Yeah, I've studied Shulula's data many times. When the testing first came out, I looked over it a lot and I replicated his tests in my own fashion on the same monster. I didn't test for the same thing, I simply tested each level of Treasure Hunter assuming independant drpos, with sample sizes varrying from 200 to 300 for each level. (I wish I still had this data floating around somewhere... I might...)
I did not record how many "No drop" outcomes I ran into; however, the major flaw in coming to any based on Shulala's data conclusion is the sample size. It's small, as you admitted, and unfortunately far too small to draw any conclusions even with a difference of 24 drops.
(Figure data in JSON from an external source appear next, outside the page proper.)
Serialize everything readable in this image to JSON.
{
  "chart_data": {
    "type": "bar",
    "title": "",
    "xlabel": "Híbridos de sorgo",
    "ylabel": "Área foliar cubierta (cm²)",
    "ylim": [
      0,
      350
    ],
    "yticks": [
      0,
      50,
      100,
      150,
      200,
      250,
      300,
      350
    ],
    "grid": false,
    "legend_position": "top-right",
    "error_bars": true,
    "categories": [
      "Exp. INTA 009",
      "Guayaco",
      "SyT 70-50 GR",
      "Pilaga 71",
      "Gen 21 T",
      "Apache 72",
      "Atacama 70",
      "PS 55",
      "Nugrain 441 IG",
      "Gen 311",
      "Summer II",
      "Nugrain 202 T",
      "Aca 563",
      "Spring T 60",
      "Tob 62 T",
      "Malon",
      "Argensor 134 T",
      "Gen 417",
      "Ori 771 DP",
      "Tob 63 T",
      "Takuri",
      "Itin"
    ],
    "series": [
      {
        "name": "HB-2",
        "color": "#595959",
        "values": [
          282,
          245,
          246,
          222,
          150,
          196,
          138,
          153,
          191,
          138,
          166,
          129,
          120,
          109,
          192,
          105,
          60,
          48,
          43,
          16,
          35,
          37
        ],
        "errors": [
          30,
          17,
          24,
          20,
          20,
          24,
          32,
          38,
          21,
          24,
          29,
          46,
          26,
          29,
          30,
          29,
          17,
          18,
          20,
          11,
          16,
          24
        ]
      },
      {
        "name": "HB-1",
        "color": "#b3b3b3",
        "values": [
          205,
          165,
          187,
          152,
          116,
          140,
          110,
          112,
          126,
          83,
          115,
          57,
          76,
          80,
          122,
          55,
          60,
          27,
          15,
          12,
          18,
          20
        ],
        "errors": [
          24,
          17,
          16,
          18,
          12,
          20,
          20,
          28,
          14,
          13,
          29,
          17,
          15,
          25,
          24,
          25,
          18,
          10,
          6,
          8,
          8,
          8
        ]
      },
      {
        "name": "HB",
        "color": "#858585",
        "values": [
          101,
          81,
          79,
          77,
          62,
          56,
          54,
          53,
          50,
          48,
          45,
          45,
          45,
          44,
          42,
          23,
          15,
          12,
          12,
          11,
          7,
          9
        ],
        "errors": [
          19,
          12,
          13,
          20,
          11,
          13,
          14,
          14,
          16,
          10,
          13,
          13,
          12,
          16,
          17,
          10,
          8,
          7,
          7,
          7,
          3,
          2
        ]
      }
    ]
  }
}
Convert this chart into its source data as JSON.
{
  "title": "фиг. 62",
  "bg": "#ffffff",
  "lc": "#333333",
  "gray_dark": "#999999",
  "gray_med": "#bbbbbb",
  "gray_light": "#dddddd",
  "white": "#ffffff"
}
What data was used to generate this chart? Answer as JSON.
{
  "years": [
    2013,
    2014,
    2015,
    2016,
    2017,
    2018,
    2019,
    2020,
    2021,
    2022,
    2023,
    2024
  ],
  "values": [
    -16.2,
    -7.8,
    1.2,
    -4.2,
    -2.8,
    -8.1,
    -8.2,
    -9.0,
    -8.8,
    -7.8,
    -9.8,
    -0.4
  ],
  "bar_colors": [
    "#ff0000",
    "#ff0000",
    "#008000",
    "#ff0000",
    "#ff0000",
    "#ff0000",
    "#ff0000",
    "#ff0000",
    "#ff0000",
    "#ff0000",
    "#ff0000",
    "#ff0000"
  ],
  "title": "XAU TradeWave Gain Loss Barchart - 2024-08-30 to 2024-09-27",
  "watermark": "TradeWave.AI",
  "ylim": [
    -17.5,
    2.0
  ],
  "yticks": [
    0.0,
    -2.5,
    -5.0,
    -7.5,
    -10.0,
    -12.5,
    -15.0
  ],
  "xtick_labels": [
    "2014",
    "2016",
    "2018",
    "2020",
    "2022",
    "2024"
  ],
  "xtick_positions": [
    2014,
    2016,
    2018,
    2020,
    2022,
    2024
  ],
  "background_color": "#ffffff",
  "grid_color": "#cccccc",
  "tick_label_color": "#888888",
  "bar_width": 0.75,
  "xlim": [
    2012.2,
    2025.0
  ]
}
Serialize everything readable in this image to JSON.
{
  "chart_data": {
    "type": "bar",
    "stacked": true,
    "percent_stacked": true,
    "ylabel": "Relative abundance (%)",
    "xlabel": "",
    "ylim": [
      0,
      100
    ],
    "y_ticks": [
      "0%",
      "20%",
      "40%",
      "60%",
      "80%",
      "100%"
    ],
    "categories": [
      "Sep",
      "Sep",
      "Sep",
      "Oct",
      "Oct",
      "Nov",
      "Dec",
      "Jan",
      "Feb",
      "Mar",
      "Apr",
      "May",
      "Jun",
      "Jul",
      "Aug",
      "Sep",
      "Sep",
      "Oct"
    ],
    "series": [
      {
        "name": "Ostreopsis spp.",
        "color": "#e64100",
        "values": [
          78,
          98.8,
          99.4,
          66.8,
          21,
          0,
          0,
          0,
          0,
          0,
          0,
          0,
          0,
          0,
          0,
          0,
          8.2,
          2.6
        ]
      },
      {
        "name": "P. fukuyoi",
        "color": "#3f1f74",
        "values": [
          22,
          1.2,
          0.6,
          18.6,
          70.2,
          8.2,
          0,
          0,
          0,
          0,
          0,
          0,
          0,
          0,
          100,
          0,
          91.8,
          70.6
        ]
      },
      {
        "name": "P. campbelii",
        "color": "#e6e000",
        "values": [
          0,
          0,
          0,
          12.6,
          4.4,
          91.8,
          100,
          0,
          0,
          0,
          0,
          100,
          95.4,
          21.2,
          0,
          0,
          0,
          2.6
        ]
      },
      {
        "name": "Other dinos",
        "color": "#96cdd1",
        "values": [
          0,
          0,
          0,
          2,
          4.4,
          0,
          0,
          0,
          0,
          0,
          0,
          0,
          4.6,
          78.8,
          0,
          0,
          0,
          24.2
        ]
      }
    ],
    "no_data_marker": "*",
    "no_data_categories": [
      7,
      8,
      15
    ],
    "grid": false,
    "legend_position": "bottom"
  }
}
I broke down her data into the individual drops, and came up with this:
Code:
TH Drop 1 Drop 2 Drop 3 Drop 4 Ttl Kills
0 (0%) 0 (6.6%) 7 (14.2%) 15 (18.9%) 20 42 106
1 (0.99%) 1 (5.9%) 6 (13.9%) 14 (37.6%) 38 59 101
2 (3%) 3 (8%) 8 (13%) 13 (55%) 55 79 100
3 (7%) 7 (9%) 9 (31%) 31 (41%) 41 88 100
4 (2%) 2 (15%) 15 (26%) 26 (52%) 52 95 100
Hopefully that formats properly. Looking at this, it seems quite clear that the wildly varying results between TH2, TH2+1, and TH2+2 are caused by the extremely small sample. It's no surprise that TH2 and TH+2 ran into the same amount of no drop outcomes.
Don't forget that while 88 to 95 is an 8% increase, it's also being stacked four times. In a perfect world, if you have a monster with 4 different drops and increase the drop rate on each one by exactly 1%, your total increase in drops is going to be more than 1%. If we use TH2 -> TH2+1 as an example, it would go from 79 to 83 drops (adding 1 drop to each item), which is a 5% increase. If we use TH2+1 -> TH2+2 as an example, it would go from 88 to 92 drops, which is a 4.5% increase.
With this in mind, an 8% increase is not at all out of the realm of possibility (in fact, it's very closely in it).
I feel like I've rambled on, but my main point is that Shulala's testing is far too small in terms of sample size and inconclusive to even consider trying to draw a hypothesis from.
One thing a lot of people don't realize is that if you're testing for a difference of 1%, it doesn't matter whether you use an item that drops at a 1% base rate or an item that drops at a 50% base rate. You'll need the same sample size to draw an accurate conclusion.